Before I know it, it’s over; done. And for the first time I feel as if I’m in control, driving the words forward instead of racing to catch up. It’s an exhilarating, intoxicating sensation—like being behind the wheel of powerful sports car. I wasn’t sure I could do it. And now I want to do it again.

Boyd’s rocking back on his heels. ‘Well, that’s more like it!’

The door to the studio creaks open and Robbie, still wearing last night’s clothes and clutching a takeaway coffee, tries to steal in.

Boyd swirls round. ‘Ahh! An Ophelia! My, my! You’ve definitely been picking the wrong sorts of herbs! And what’s this?’ He plucks the coffee cup from her hand, tosses the plastic lid to one side and slurps loudly. ‘Mmm! Milk and sugar!
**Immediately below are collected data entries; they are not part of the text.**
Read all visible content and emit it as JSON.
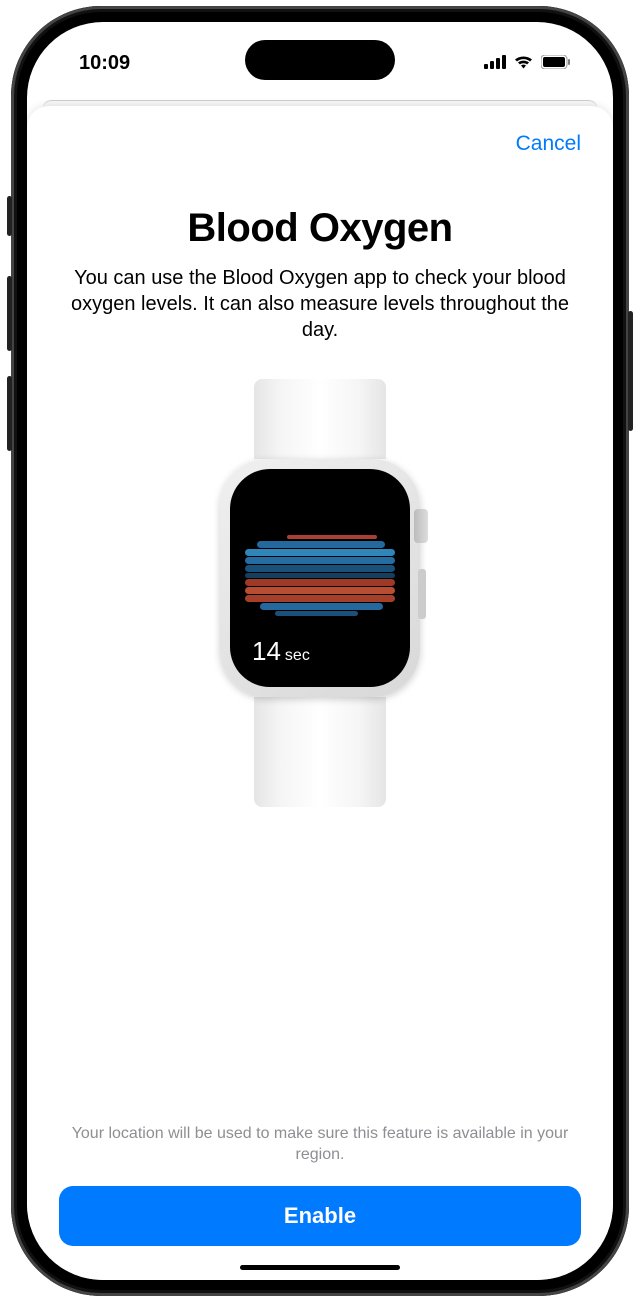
{
  "status": {
    "time": "10:09"
  },
  "nav": {
    "cancel": "Cancel"
  },
  "page": {
    "title": "Blood Oxygen",
    "description": "You can use the Blood Oxygen app to check your blood oxygen levels. It can also measure levels throughout the day."
  },
  "watch": {
    "timer_value": "14",
    "timer_unit": "sec"
  },
  "footer": {
    "disclaimer": "Your location will be used to make sure this feature is available in your region.",
    "enable": "Enable"
  }
}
Perfect for a hangover, wouldn’t you say?’

She smiles uncertainly and I retreat to my seat.

Wrapping a paternal arm round her shoulders, he leads her gently into the centre of the room. ‘Let me explain to you how this one goes. You can be late but you’d better be good. If you’re crap, you’d better make certain that in future you’re on time. So my dear (and, by the way, it’s nice to know I’m not the only person in London who takes personal hygiene with a pinch of salt), I’d very much like to hear your audition speech.’